Thursday, February 20, 2014

Until Death Do Us Part

My sister, Sherry Carpenter Leavell, delivered this eulogy at my mom's memorial service this morning. It was not so much a eulogy as it was a tribute to my father, Jack Carpenter. I thought you, my readers, might like to read it. I wish you could have heard it. I was so proud of my sister, and of the others that spoke/sang/read at the memorial service: sister Kathy Carpenter Brooks and nieces Callie Brooks Picardo, Amy Leavell Cooper, and Belle Ensor. 

Memories of a Marriage

Over 60 years ago, on June 19, 1953, at the youthful age of 20 and 22, my parents Jack and Diane were married. My Dad on that hot June day, home on a weekend leave from serving in the army at Fort Knox, said the following words: “I, Jack, take you Diane, to be my wife, to have and to hold from this day forward, for better or for worse, for richer, for poorer, in sickness and in health, to love and to cherish, from this day forward until death do us part.”


It is with much admiration that their four daughters, 11 grandchildren, and many other family members and wonderful friends, have witnessed this couple as they so beautifully kept their wedding vows in sickness and in health, till death has caused them to be apart for a time.

Over 12 years ago, my Mom was diagnosed with Alzheimer's Disease. The first few years, my parents, who were affectionately called by so many of us, Gramme and Honey, were able to continue their routine of wintering in Destin, Florida, hosting our large family for Christmas night, eating dinner out most nights, Daddy playing lots of golf, and Mom happily entertaining herself at home. Slowly over the past handful of years as Mom's memory loss escalated, their lives began to change and narrow.

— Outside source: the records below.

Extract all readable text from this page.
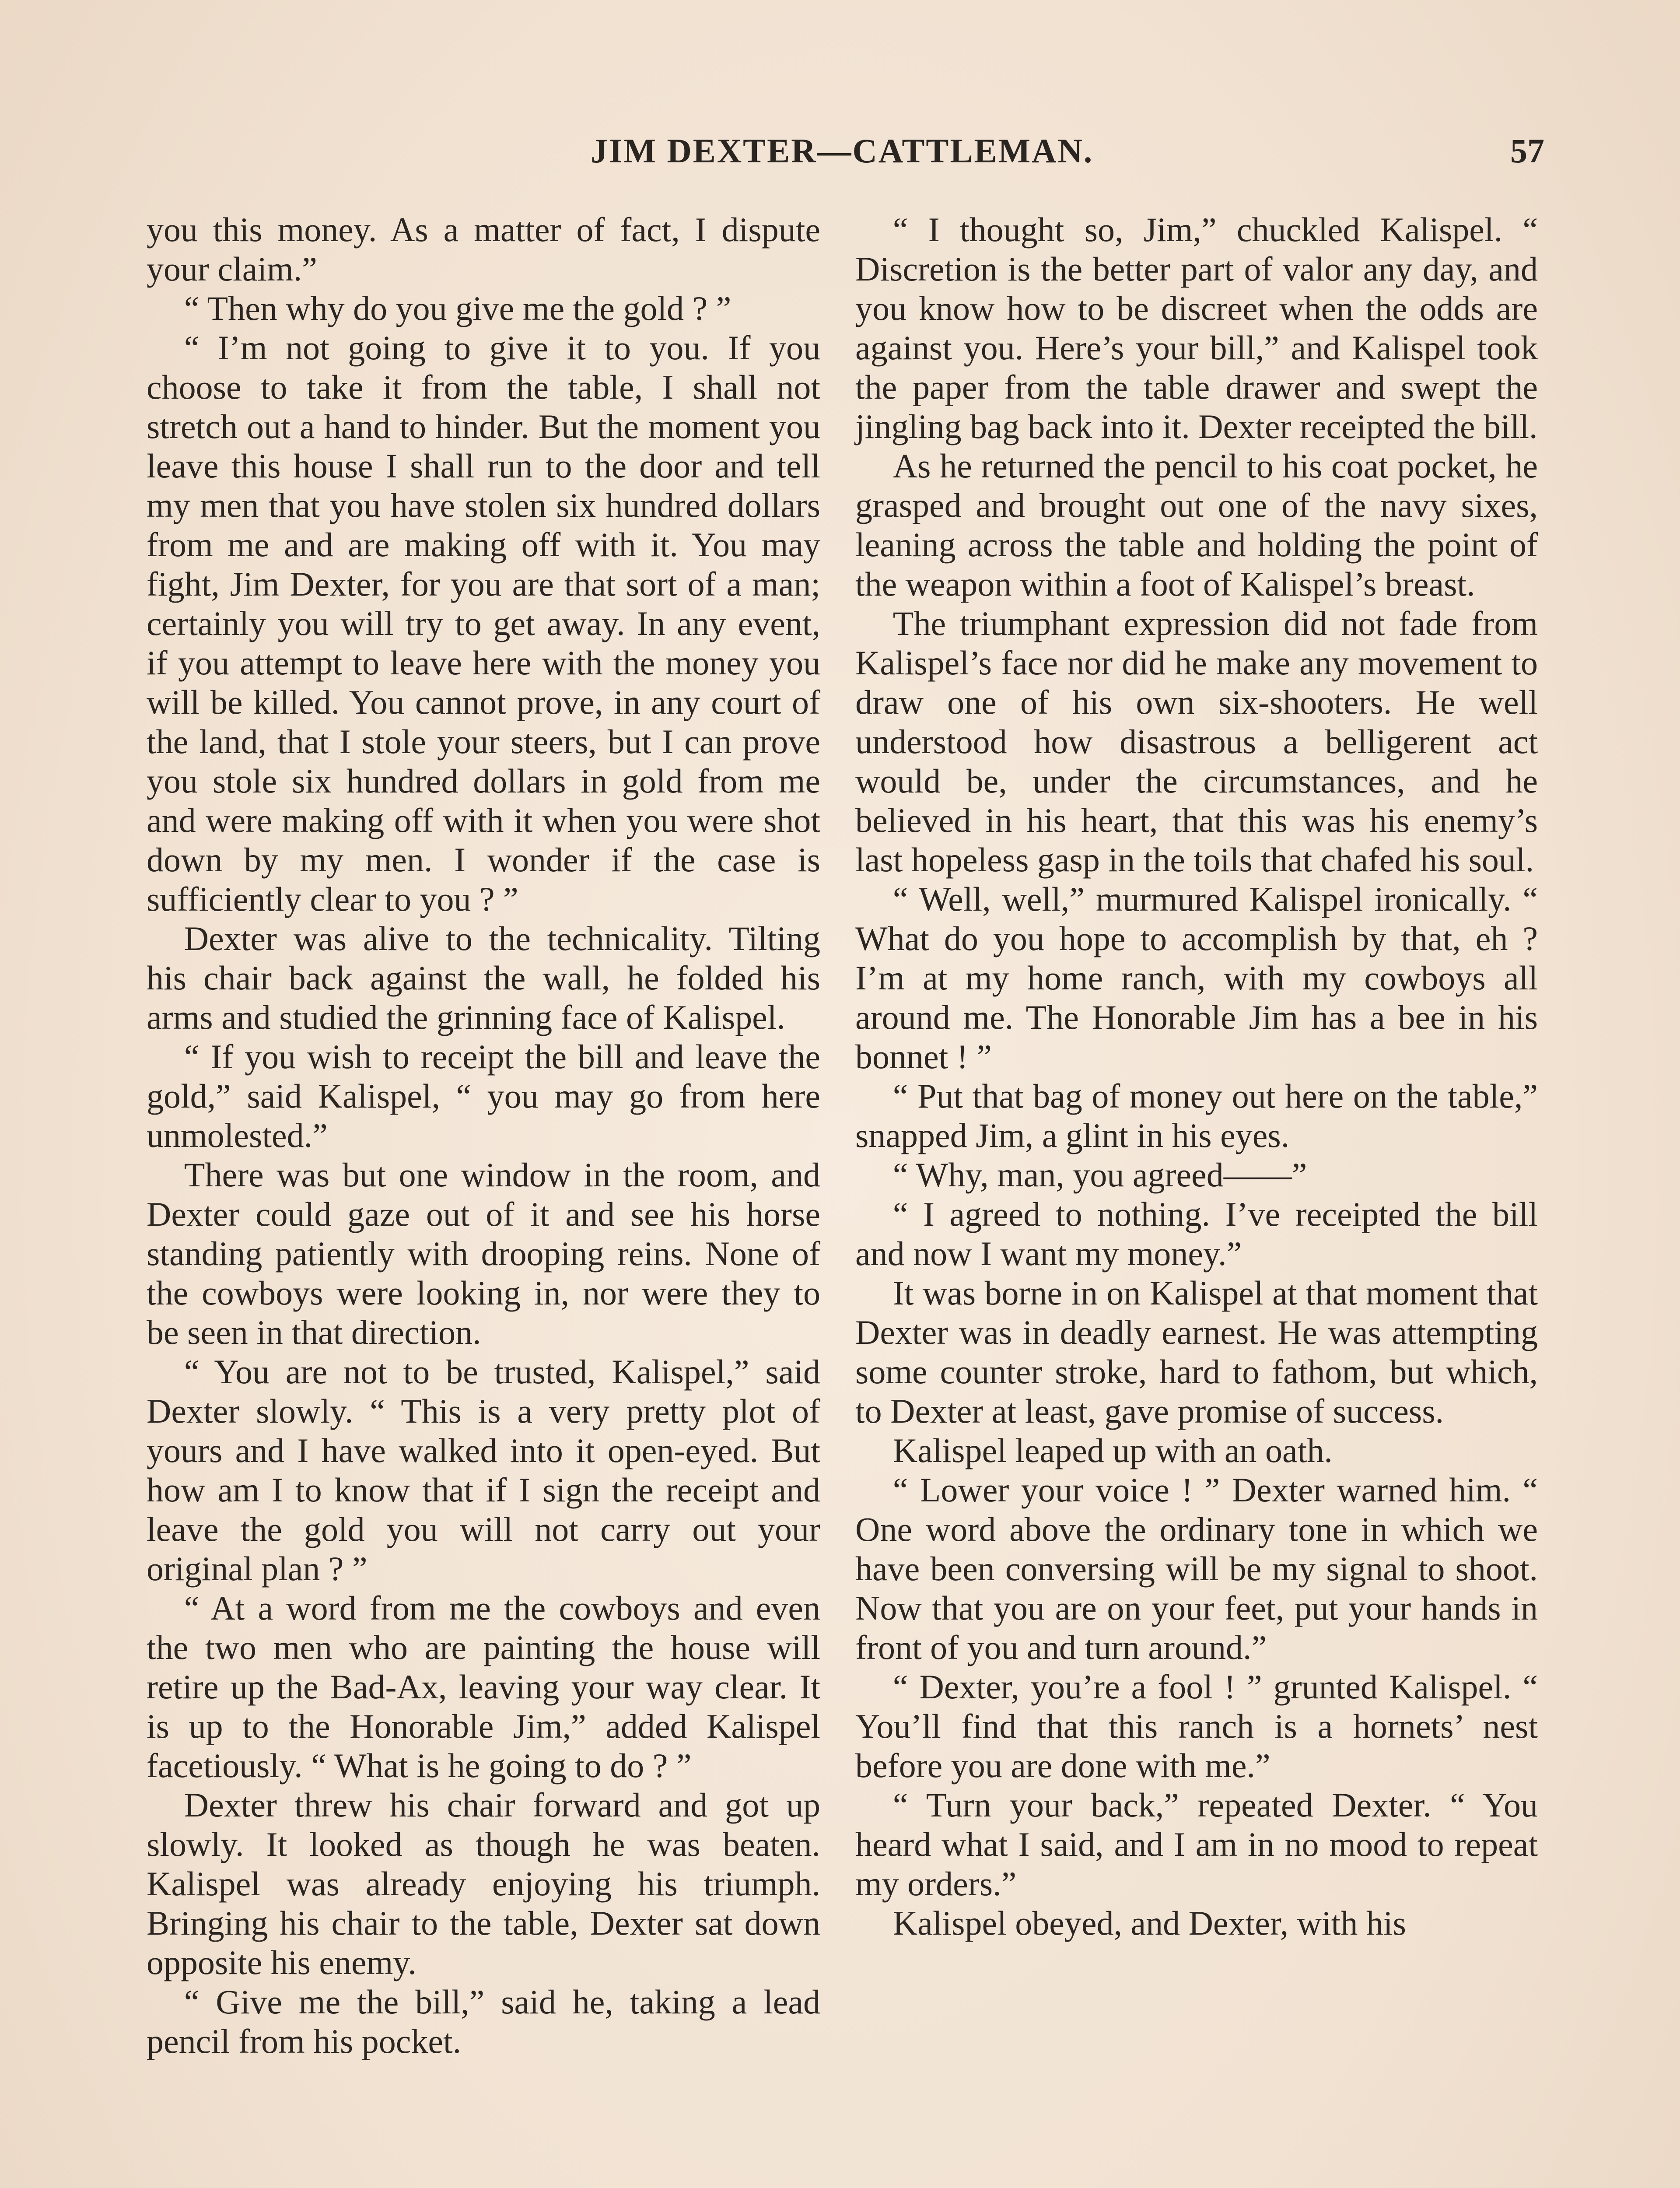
JIM DEXTER—CATTLEMAN.	57

you this money. As a matter of fact, I dispute your claim.”

“ Then why do you give me the gold ? ”

“ I’m not going to give it to you. If you choose to take it from the table, I shall not stretch out a hand to hinder. But the moment you leave this house I shall run to the door and tell my men that you have stolen six hundred dollars from me and are making off with it. You may fight, Jim Dexter, for you are that sort of a man; certainly you will try to get away. In any event, if you attempt to leave here with the money you will be killed. You cannot prove, in any court of the land, that I stole your steers, but I can prove you stole six hundred dollars in gold from me and were making off with it when you were shot down by my men. I wonder if the case is sufficiently clear to you ? ”

Dexter was alive to the technicality. Tilting his chair back against the wall, he folded his arms and studied the grinning face of Kalispel.

“ If you wish to receipt the bill and leave the gold,” said Kalispel, “ you may go from here unmolested.”

There was but one window in the room, and Dexter could gaze out of it and see his horse standing patiently with drooping reins. None of the cowboys were looking in, nor were they to be seen in that direction.

“ You are not to be trusted, Kalispel,” said Dexter slowly. “ This is a very pretty plot of yours and I have walked into it open-eyed. But how am I to know that if I sign the receipt and leave the gold you will not carry out your original plan ? ”

“ At a word from me the cowboys and even the two men who are painting the house will retire up the Bad-Ax, leaving your way clear. It is up to the Honorable Jim,” added Kalispel facetiously. “ What is he going to do ? ”

Dexter threw his chair forward and got up slowly. It looked as though he was beaten. Kalispel was already enjoying his triumph. Bringing his chair to the table, Dexter sat down opposite his enemy.

“ Give me the bill,” said he, taking a lead pencil from his pocket.

“ I thought so, Jim,” chuckled Kalispel. “ Discretion is the better part of valor any day, and you know how to be discreet when the odds are against you. Here’s your bill,” and Kalispel took the paper from the table drawer and swept the jingling bag back into it. Dexter receipted the bill.

As he returned the pencil to his coat pocket, he grasped and brought out one of the navy sixes, leaning across the table and holding the point of the weapon within a foot of Kalispel’s breast.

The triumphant expression did not fade from Kalispel’s face nor did he make any movement to draw one of his own six-shooters. He well understood how disastrous a belligerent act would be, under the circumstances, and he believed in his heart, that this was his enemy’s last hopeless gasp in the toils that chafed his soul.

“ Well, well,” murmured Kalispel ironically. “ What do you hope to accomplish by that, eh ? I’m at my home ranch, with my cowboys all around me. The Honorable Jim has a bee in his bonnet ! ”

“ Put that bag of money out here on the table,” snapped Jim, a glint in his eyes.

“ Why, man, you agreed——”

“ I agreed to nothing. I’ve receipted the bill and now I want my money.”

It was borne in on Kalispel at that moment that Dexter was in deadly earnest. He was attempting some counter stroke, hard to fathom, but which, to Dexter at least, gave promise of success.

Kalispel leaped up with an oath.

“ Lower your voice ! ” Dexter warned him. “ One word above the ordinary tone in which we have been conversing will be my signal to shoot. Now that you are on your feet, put your hands in front of you and turn around.”

“ Dexter, you’re a fool ! ” grunted Kalispel. “ You’ll find that this ranch is a hornets’ nest before you are done with me.”

“ Turn your back,” repeated Dexter. “ You heard what I said, and I am in no mood to repeat my orders.”

Kalispel obeyed, and Dexter, with his
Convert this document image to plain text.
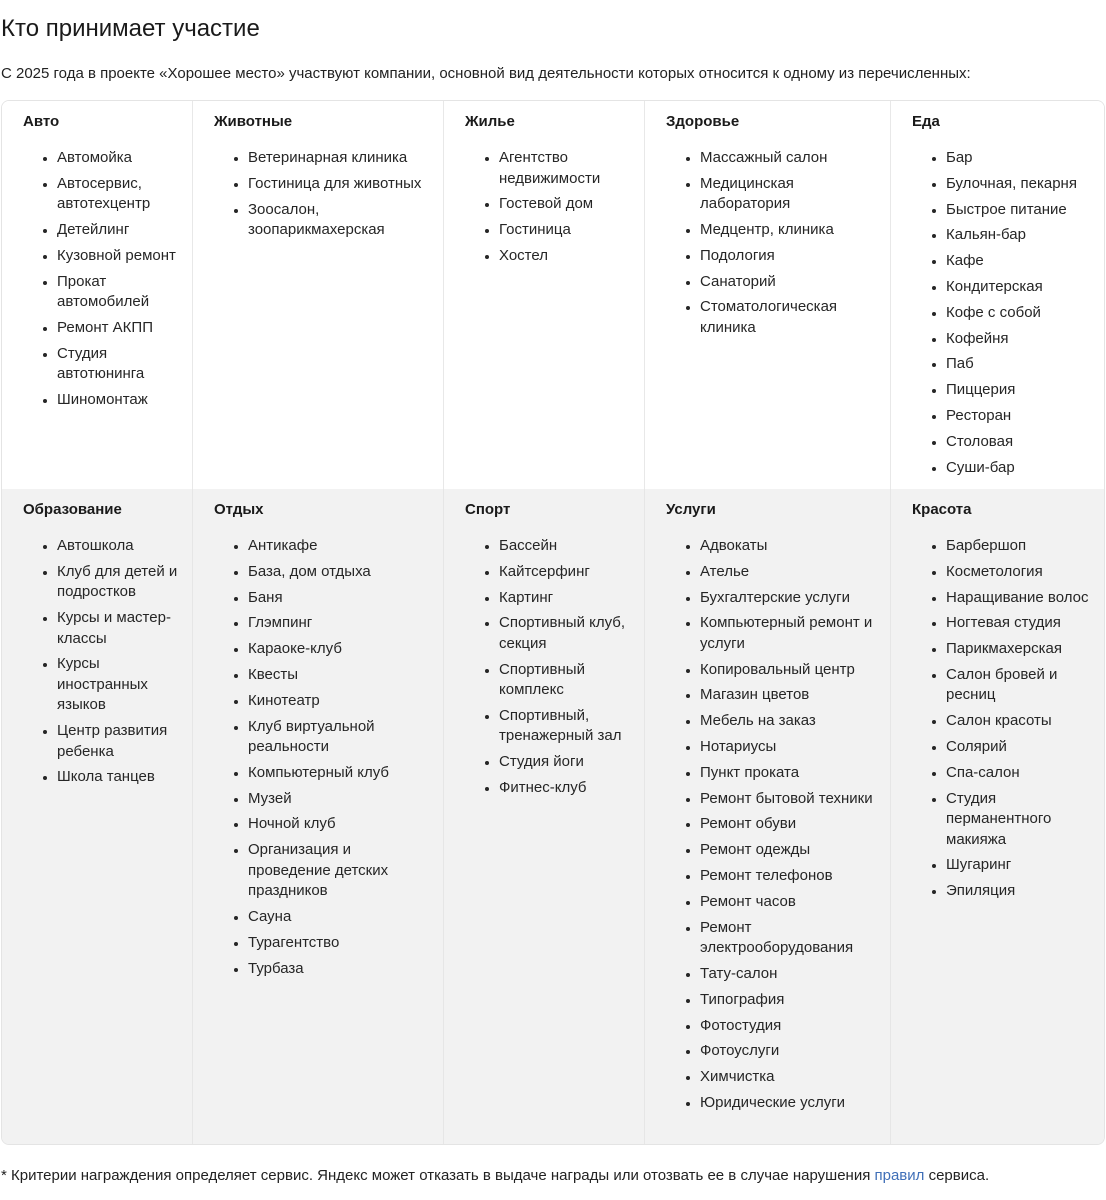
Кто принимает участие

С 2025 года в проекте «Хорошее место» участвуют компании, основной вид деятельности которых относится к одному из перечисленных:

Авто
• Автомойка
• Автосервис, автотехцентр
• Детейлинг
• Кузовной ремонт
• Прокат автомобилей
• Ремонт АКПП
• Студия автотюнинга
• Шиномонтаж
Животные
• Ветеринарная клиника
• Гостиница для животных
• Зоосалон, зоопарикмахерская
Жилье
• Агентство недвижимости
• Гостевой дом
• Гостиница
• Хостел
Здоровье
• Массажный салон
• Медицинская лаборатория
• Медцентр, клиника
• Подология
• Санаторий
• Стоматологическая клиника
Еда
• Бар
• Булочная, пекарня
• Быстрое питание
• Кальян-бар
• Кафе
• Кондитерская
• Кофе с собой
• Кофейня
• Паб
• Пиццерия
• Ресторан
• Столовая
• Суши-бар
Образование
• Автошкола
• Клуб для детей и подростков
• Курсы и мастер-классы
• Курсы иностранных языков
• Центр развития ребенка
• Школа танцев
Отдых
• Антикафе
• База, дом отдыха
• Баня
• Глэмпинг
• Караоке-клуб
• Квесты
• Кинотеатр
• Клуб виртуальной реальности
• Компьютерный клуб
• Музей
• Ночной клуб
• Организация и проведение детских праздников
• Сауна
• Турагентство
• Турбаза
Спорт
• Бассейн
• Кайтсерфинг
• Картинг
• Спортивный клуб, секция
• Спортивный комплекс
• Спортивный, тренажерный зал
• Студия йоги
• Фитнес-клуб
Услуги
• Адвокаты
• Ателье
• Бухгалтерские услуги
• Компьютерный ремонт и услуги
• Копировальный центр
• Магазин цветов
• Мебель на заказ
• Нотариусы
• Пункт проката
• Ремонт бытовой техники
• Ремонт обуви
• Ремонт одежды
• Ремонт телефонов
• Ремонт часов
• Ремонт электрооборудования
• Тату-салон
• Типография
• Фотостудия
• Фотоуслуги
• Химчистка
• Юридические услуги
Красота
• Барбершоп
• Косметология
• Наращивание волос
• Ногтевая студия
• Парикмахерская
• Салон бровей и ресниц
• Салон красоты
• Солярий
• Спа-салон
• Студия перманентного макияжа
• Шугаринг
• Эпиляция

* Критерии награждения определяет сервис. Яндекс может отказать в выдаче награды или отозвать ее в случае нарушения правил сервиса.
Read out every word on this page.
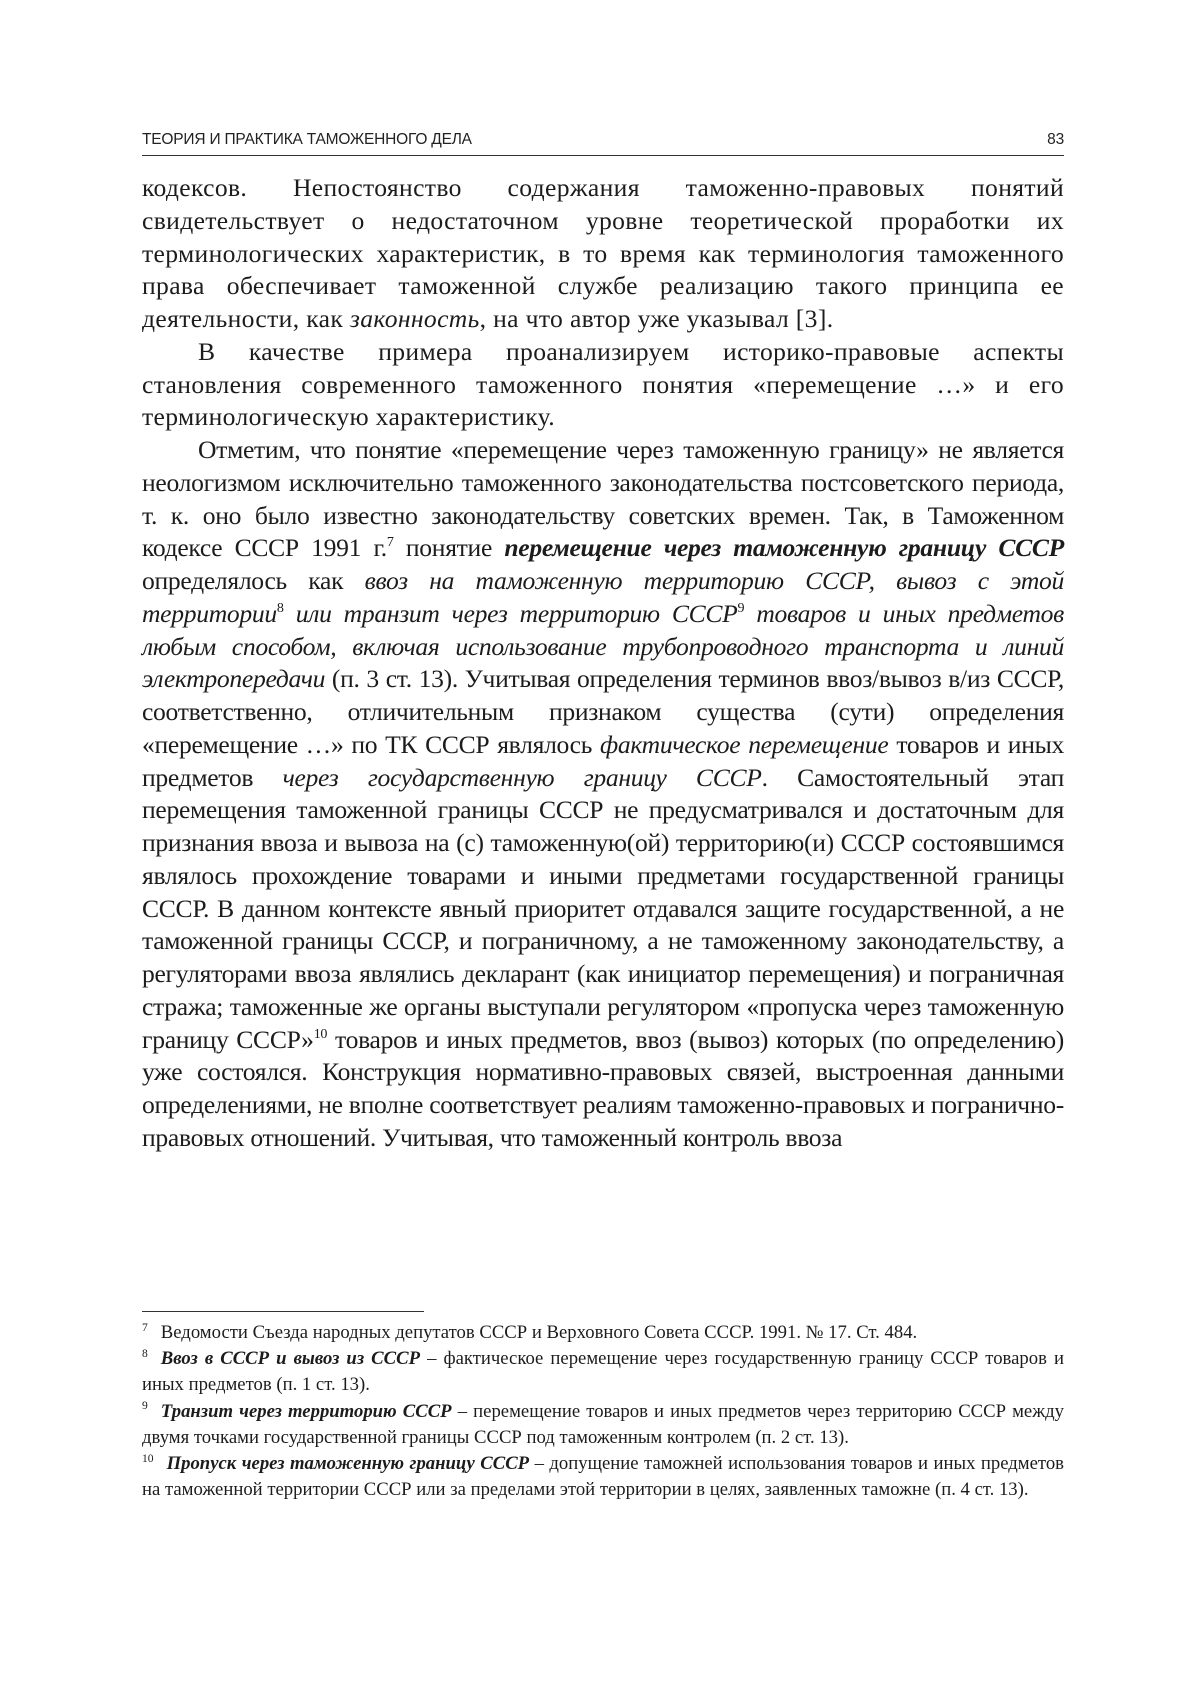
ТЕОРИЯ И ПРАКТИКА ТАМОЖЕННОГО ДЕЛА	83

кодексов. Непостоянство содержания таможенно-правовых понятий свидетельствует о недостаточном уровне теоретической проработки их терминологических характеристик, в то время как терминология таможенного права обеспечивает таможенной службе реализацию такого принципа ее деятельности, как законность, на что автор уже указывал [3].

В качестве примера проанализируем историко-правовые аспекты становления современного таможенного понятия «перемещение …» и его терминологическую характеристику.

Отметим, что понятие «перемещение через таможенную границу» не является неологизмом исключительно таможенного законодательства постсоветского периода, т. к. оно было известно законодательству советских времен. Так, в Таможенном кодексе СССР 1991 г.$^7$ понятие перемещение через таможенную границу СССР определялось как ввоз на таможенную территорию СССР, вывоз с этой территории$^8$ или транзит через территорию СССР$^9$ товаров и иных предметов любым способом, включая использование трубопроводного транспорта и линий электропередачи (п. 3 ст. 13). Учитывая определения терминов ввоз/вывоз в/из СССР, соответственно, отличительным признаком существа (сути) определения «перемещение …» по ТК СССР являлось фактическое перемещение товаров и иных предметов через государственную границу СССР. Самостоятельный этап перемещения таможенной границы СССР не предусматривался и достаточным для признания ввоза и вывоза на (с) таможенную(ой) территорию(и) СССР состоявшимся являлось прохождение товарами и иными предметами государственной границы СССР. В данном контексте явный приоритет отдавался защите государственной, а не таможенной границы СССР, и пограничному, а не таможенному законодательству, а регуляторами ввоза являлись декларант (как инициатор перемещения) и пограничная стража; таможенные же органы выступали регулятором «пропуска через таможенную границу СССР»$^{10}$ товаров и иных предметов, ввоз (вывоз) которых (по определению) уже состоялся. Конструкция нормативно-правовых связей, выстроенная данными определениями, не вполне соответствует реалиям таможенно-правовых и погранично-правовых отношений. Учитывая, что таможенный контроль ввоза

$^7$ Ведомости Съезда народных депутатов СССР и Верховного Совета СССР. 1991. № 17. Ст. 484.

$^8$ Ввоз в СССР и вывоз из СССР – фактическое перемещение через государственную границу СССР товаров и иных предметов (п. 1 ст. 13).

$^9$ Транзит через территорию СССР – перемещение товаров и иных предметов через территорию СССР между двумя точками государственной границы СССР под таможенным контролем (п. 2 ст. 13).

$^{10}$ Пропуск через таможенную границу СССР – допущение таможней использования товаров и иных предметов на таможенной территории СССР или за пределами этой территории в целях, заявленных таможне (п. 4 ст. 13).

Almost four years ago, my Dad had a hip replacement and was in the hospital for a few days and then went to Oaklawn for rehab. Mom was so distraught without Honey that her confusion greatly increased and made it impossible and unsafe for her to remain at home, even with us taking turns staying with her. We moved her to The Episcopal Church Home for her to settle in and begin a life apart from Honey. In our minds, it was time and we thought Dad would enjoy the freedom with less responsibility.

Not so. Honey recovered from his hip surgery and missed her so much that on Mother's Day of 2010, he checked her out of the home and was determined he could care for Mom all by himself. He cooked for her, he cleaned the house, he took care of their large yard, he bathed her, dressed her and tended to her every need. I am convinced that the reason Mom lived as long as she did is because she was so well loved and cared for by Dad.

In God's Word, John 15:13 tells us, "Greater love has no one than this: to lay down one's life for one's friends." That is a sacrificial love, an unconditional selfless love and that is what we have all been so beautifully privileged to witness these past 12 years. What is the secret to their love? You may be asking yourself if you were put in a similar situation, could you go the distance and love until death do us part? I believe the answer is found in Ecclesiastes 4:12, a cord of three strand is not easily broken. In this case, there is the husband, the wife and the Lord is the third strand.

My Mom and Dad love one another and they also love Jesus. Daddy kneels by his bed every night and prays long prayers. Mom use to laugh because on occasion she says Daddy would be so worn out that he would fall asleep kneeling on the hardwood floors beside their bed. I believe it was the Lord who gave my Dad the perseverance, the patience and the tenderness that Mom's disease has required all these years.

It was a true love story and one that has changed me. I am proud of my Dad for the care and love he gave to our Mom. There was no greater legacy or gift he could have given to us girls than to care for our Mom in this way. So thank you Dad. I pray you will be abundantly blessed all your days and we look forward to making new memories with you.